ステムなどはノーマルでハンドルバーはZパーツ。メーターは純正ベースにエンジン回転計のケースにSTACKクラブマンST200を埋め込んでいる。

ロッズデザインでカスタムペイントされた外装は見ていくほどに深いテクニックが見て取れる。タンク前半のオレンジ部にはさらに別のパターンが入り、KAWASAKIロゴも最後のIにフレアが入るなど、つい見入ってしまう。

シートは加工してサイドカバーレス、シート下パーツも移設した仕様だ。

丸穴肉抜きレバー&可倒式バーのステップは「モリワキモンスター風のオリジナル」と長谷川さん。ドライブチェーンはD.I.DのZVMX530を使う。

ラバーバンド止めのオイルクーラーなど歴戦のZらしい印象も見えるエンジンはΦ71mmのワイセコ鍛造ピストンでの1045cc仕様でカムはAPE410、ヘッドも面研はじめZAPレーシングサービスのノウハウがしっかり投入されるもの。
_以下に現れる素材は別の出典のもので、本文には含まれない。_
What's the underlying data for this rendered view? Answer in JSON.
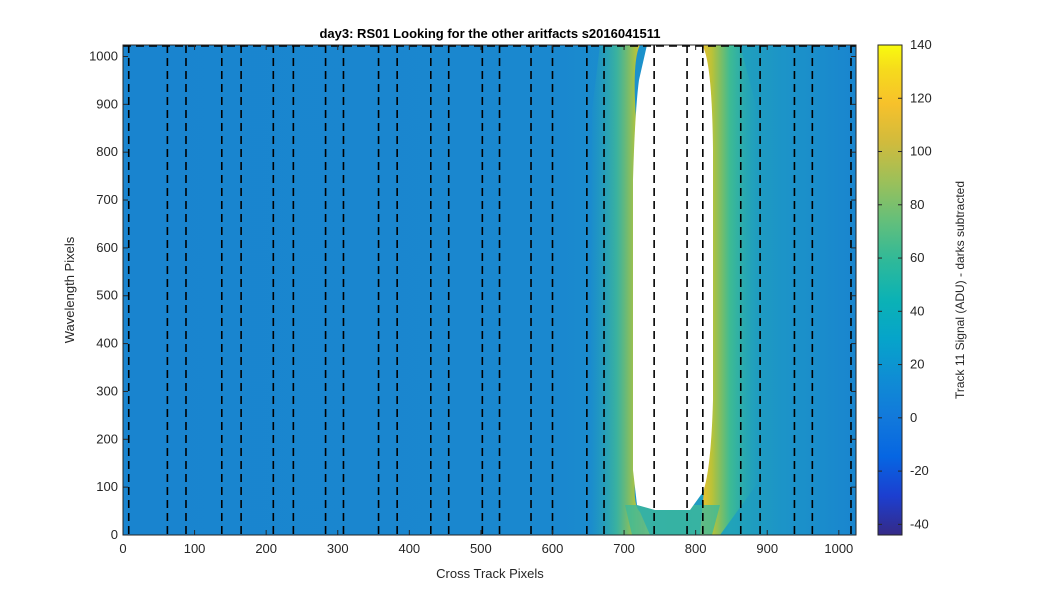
{
  "chart_data": {
    "type": "heatmap",
    "title": "day3: RS01  Looking for the other aritfacts  s2016041511",
    "xlabel": "Cross Track Pixels",
    "ylabel": "Wavelength Pixels",
    "xlim": [
      0,
      1024
    ],
    "ylim": [
      0,
      1024
    ],
    "xticks": [
      0,
      100,
      200,
      300,
      400,
      500,
      600,
      700,
      800,
      900,
      1000
    ],
    "yticks": [
      0,
      100,
      200,
      300,
      400,
      500,
      600,
      700,
      800,
      900,
      1000
    ],
    "colorbar": {
      "label": "Track 11 Signal (ADU) - darks subtracted",
      "range": [
        -44,
        140
      ],
      "ticks": [
        140,
        120,
        100,
        80,
        60,
        40,
        20,
        0,
        -20,
        -40
      ],
      "colormap": "parula"
    },
    "background_value": 15,
    "saturated_region": {
      "x_range": [
        738,
        808
      ],
      "y_range": [
        60,
        1024
      ],
      "value": "above 140"
    },
    "dashed_boundaries_x": [
      8,
      62,
      88,
      138,
      165,
      210,
      238,
      283,
      308,
      357,
      383,
      430,
      455,
      502,
      526,
      570,
      600,
      648,
      672,
      742,
      788,
      810,
      863,
      890,
      938,
      963,
      1017
    ],
    "grid": false,
    "colors": {
      "background_blue": "#1a86cf",
      "saturation_fill": "#ffffff",
      "axis": "#262626"
    }
  }
}
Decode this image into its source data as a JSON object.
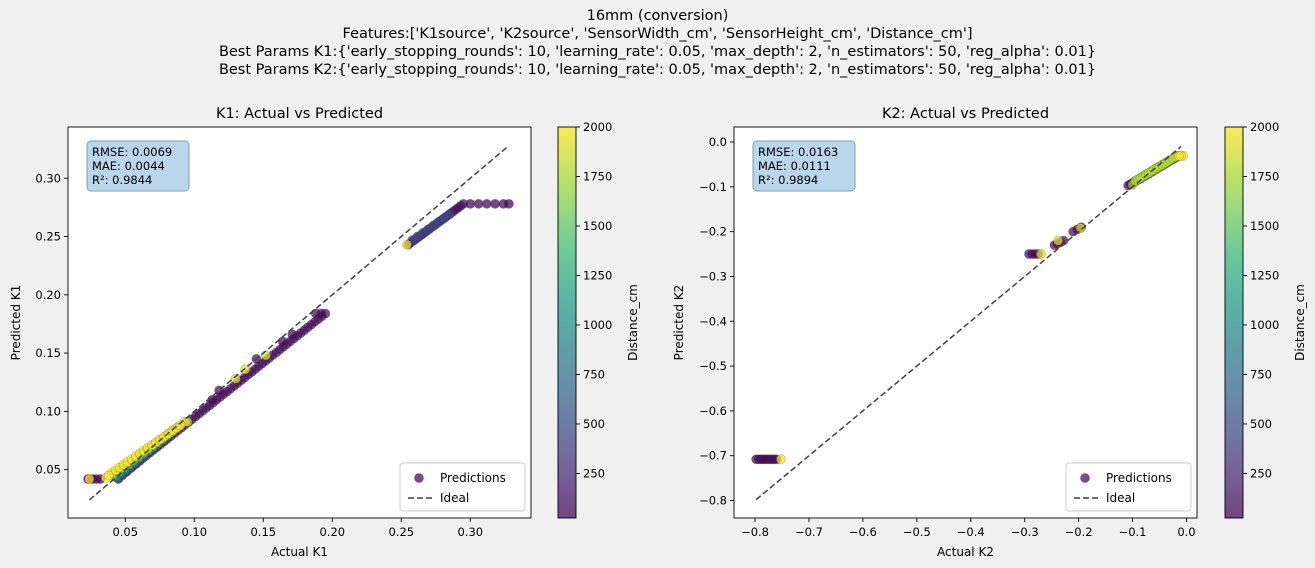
{
  "figure": {
    "title_lines": [
      "16mm (conversion)",
      "Features:['K1source', 'K2source', 'SensorWidth_cm', 'SensorHeight_cm', 'Distance_cm']",
      "Best Params K1:{'early_stopping_rounds': 10, 'learning_rate': 0.05, 'max_depth': 2, 'n_estimators': 50, 'reg_alpha': 0.01}",
      "Best Params K2:{'early_stopping_rounds': 10, 'learning_rate': 0.05, 'max_depth': 2, 'n_estimators': 50, 'reg_alpha': 0.01}"
    ],
    "colors": {
      "viridis": [
        "#440154",
        "#482878",
        "#3e4989",
        "#31688e",
        "#26828e",
        "#1f9e89",
        "#35b779",
        "#6ece58",
        "#b5de2b",
        "#fde725"
      ],
      "ideal_line": "#404040",
      "stats_box_fill": "#b9d6ea",
      "stats_box_edge": "#7f9fb5"
    }
  },
  "chart_data": [
    {
      "type": "scatter",
      "title": "K1: Actual vs Predicted",
      "xlabel": "Actual K1",
      "ylabel": "Predicted K1",
      "xlim": [
        0.0085,
        0.344
      ],
      "ylim": [
        0.0085,
        0.344
      ],
      "xticks": [
        0.05,
        0.1,
        0.15,
        0.2,
        0.25,
        0.3
      ],
      "yticks": [
        0.05,
        0.1,
        0.15,
        0.2,
        0.25,
        0.3
      ],
      "tick_labels": [
        "0.05",
        "0.10",
        "0.15",
        "0.20",
        "0.25",
        "0.30"
      ],
      "stats": [
        "RMSE: 0.0069",
        "MAE: 0.0044",
        "R²: 0.9844"
      ],
      "legend": {
        "position": "lower-right",
        "entries": [
          "Predictions",
          "Ideal"
        ]
      },
      "colorbar": {
        "label": "Distance_cm",
        "range": [
          25,
          2000
        ],
        "ticks": [
          "250",
          "500",
          "750",
          "1000",
          "1250",
          "1500",
          "1750",
          "2000"
        ],
        "tick_values": [
          250,
          500,
          750,
          1000,
          1250,
          1500,
          1750,
          2000
        ]
      },
      "ideal": [
        [
          0.024,
          0.024
        ],
        [
          0.328,
          0.328
        ]
      ],
      "segments": [
        {
          "x0": 0.04,
          "y0": 0.047,
          "x1": 0.09,
          "y1": 0.088,
          "n": 18,
          "d": 2000
        },
        {
          "x0": 0.041,
          "y0": 0.046,
          "x1": 0.089,
          "y1": 0.087,
          "n": 16,
          "d": 1700
        },
        {
          "x0": 0.042,
          "y0": 0.045,
          "x1": 0.088,
          "y1": 0.086,
          "n": 14,
          "d": 1400
        },
        {
          "x0": 0.043,
          "y0": 0.044,
          "x1": 0.087,
          "y1": 0.085,
          "n": 14,
          "d": 1000
        },
        {
          "x0": 0.044,
          "y0": 0.043,
          "x1": 0.086,
          "y1": 0.084,
          "n": 14,
          "d": 650
        },
        {
          "x0": 0.045,
          "y0": 0.042,
          "x1": 0.085,
          "y1": 0.083,
          "n": 14,
          "d": 300
        },
        {
          "x0": 0.045,
          "y0": 0.043,
          "x1": 0.195,
          "y1": 0.184,
          "n": 60,
          "d": 80
        },
        {
          "x0": 0.255,
          "y0": 0.243,
          "x1": 0.295,
          "y1": 0.278,
          "n": 22,
          "d": 80
        },
        {
          "x0": 0.258,
          "y0": 0.247,
          "x1": 0.285,
          "y1": 0.269,
          "n": 8,
          "d": 500
        }
      ],
      "points": [
        {
          "x": 0.023,
          "y": 0.042,
          "d": 30
        },
        {
          "x": 0.026,
          "y": 0.042,
          "d": 30
        },
        {
          "x": 0.029,
          "y": 0.042,
          "d": 30
        },
        {
          "x": 0.032,
          "y": 0.042,
          "d": 30
        },
        {
          "x": 0.024,
          "y": 0.042,
          "d": 2000
        },
        {
          "x": 0.036,
          "y": 0.043,
          "d": 2000
        },
        {
          "x": 0.038,
          "y": 0.045,
          "d": 2000
        },
        {
          "x": 0.093,
          "y": 0.091,
          "d": 1900
        },
        {
          "x": 0.095,
          "y": 0.091,
          "d": 1900
        },
        {
          "x": 0.113,
          "y": 0.11,
          "d": 80
        },
        {
          "x": 0.118,
          "y": 0.118,
          "d": 80
        },
        {
          "x": 0.13,
          "y": 0.128,
          "d": 1900
        },
        {
          "x": 0.137,
          "y": 0.136,
          "d": 1900
        },
        {
          "x": 0.152,
          "y": 0.148,
          "d": 1900
        },
        {
          "x": 0.145,
          "y": 0.145,
          "d": 80
        },
        {
          "x": 0.164,
          "y": 0.16,
          "d": 80
        },
        {
          "x": 0.171,
          "y": 0.166,
          "d": 80
        },
        {
          "x": 0.188,
          "y": 0.184,
          "d": 80
        },
        {
          "x": 0.192,
          "y": 0.184,
          "d": 80
        },
        {
          "x": 0.3,
          "y": 0.278,
          "d": 30
        },
        {
          "x": 0.306,
          "y": 0.278,
          "d": 30
        },
        {
          "x": 0.312,
          "y": 0.278,
          "d": 30
        },
        {
          "x": 0.318,
          "y": 0.278,
          "d": 30
        },
        {
          "x": 0.324,
          "y": 0.278,
          "d": 30
        },
        {
          "x": 0.328,
          "y": 0.278,
          "d": 30
        },
        {
          "x": 0.254,
          "y": 0.243,
          "d": 2000
        }
      ]
    },
    {
      "type": "scatter",
      "title": "K2: Actual vs Predicted",
      "xlabel": "Actual K2",
      "ylabel": "Predicted K2",
      "xlim": [
        -0.839,
        0.0195
      ],
      "ylim": [
        -0.839,
        0.0335
      ],
      "xticks": [
        -0.8,
        -0.7,
        -0.6,
        -0.5,
        -0.4,
        -0.3,
        -0.2,
        -0.1,
        0.0
      ],
      "yticks": [
        -0.8,
        -0.7,
        -0.6,
        -0.5,
        -0.4,
        -0.3,
        -0.2,
        -0.1,
        0.0
      ],
      "xtick_labels": [
        "−0.8",
        "−0.7",
        "−0.6",
        "−0.5",
        "−0.4",
        "−0.3",
        "−0.2",
        "−0.1",
        "0.0"
      ],
      "ytick_labels": [
        "−0.8",
        "−0.7",
        "−0.6",
        "−0.5",
        "−0.4",
        "−0.3",
        "−0.2",
        "−0.1",
        "0.0"
      ],
      "stats": [
        "RMSE: 0.0163",
        "MAE: 0.0111",
        "R²: 0.9894"
      ],
      "legend": {
        "position": "lower-right",
        "entries": [
          "Predictions",
          "Ideal"
        ]
      },
      "colorbar": {
        "label": "Distance_cm",
        "range": [
          25,
          2000
        ],
        "ticks": [
          "250",
          "500",
          "750",
          "1000",
          "1250",
          "1500",
          "1750",
          "2000"
        ],
        "tick_values": [
          250,
          500,
          750,
          1000,
          1250,
          1500,
          1750,
          2000
        ]
      },
      "ideal": [
        [
          -0.798,
          -0.798
        ],
        [
          -0.01,
          -0.01
        ]
      ],
      "segments": [
        {
          "x0": -0.108,
          "y0": -0.097,
          "x1": -0.015,
          "y1": -0.031,
          "n": 26,
          "d": 80
        },
        {
          "x0": -0.095,
          "y0": -0.087,
          "x1": -0.02,
          "y1": -0.033,
          "n": 16,
          "d": 1800
        },
        {
          "x0": -0.09,
          "y0": -0.084,
          "x1": -0.03,
          "y1": -0.04,
          "n": 10,
          "d": 1300
        },
        {
          "x0": -0.085,
          "y0": -0.082,
          "x1": -0.035,
          "y1": -0.045,
          "n": 8,
          "d": 700
        },
        {
          "x0": -0.21,
          "y0": -0.2,
          "x1": -0.195,
          "y1": -0.19,
          "n": 3,
          "d": 80
        },
        {
          "x0": -0.245,
          "y0": -0.23,
          "x1": -0.228,
          "y1": -0.22,
          "n": 4,
          "d": 80
        },
        {
          "x0": -0.292,
          "y0": -0.25,
          "x1": -0.275,
          "y1": -0.25,
          "n": 4,
          "d": 80
        },
        {
          "x0": -0.798,
          "y0": -0.708,
          "x1": -0.76,
          "y1": -0.708,
          "n": 10,
          "d": 80
        }
      ],
      "points": [
        {
          "x": -0.196,
          "y": -0.192,
          "d": 1900
        },
        {
          "x": -0.238,
          "y": -0.22,
          "d": 1900
        },
        {
          "x": -0.27,
          "y": -0.25,
          "d": 1900
        },
        {
          "x": -0.752,
          "y": -0.708,
          "d": 1950
        },
        {
          "x": -0.1,
          "y": -0.095,
          "d": 1700
        },
        {
          "x": -0.006,
          "y": -0.031,
          "d": 2000
        },
        {
          "x": -0.01,
          "y": -0.031,
          "d": 2000
        },
        {
          "x": -0.014,
          "y": -0.031,
          "d": 2000
        }
      ]
    }
  ]
}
キャブレターはミクニVM33でピンゲル燃料コックも燃料タンク左右にレイアウトされている。

フロントフォークはモリワキカヤバΦ36mmで、ブレーキはAP・CP2696キャリパーをZAP製キャリパーサポートでリーディングマウントした。

リヤサスは純正丸鉄スイングアームの下側にパイプ補強を追加し、S&Wショックをレイダウンマウントして組み合わせる。ホイールはマグネシウム鍛造のMAGTAN JB1でサイズは2.75-18/4.50-18を履く。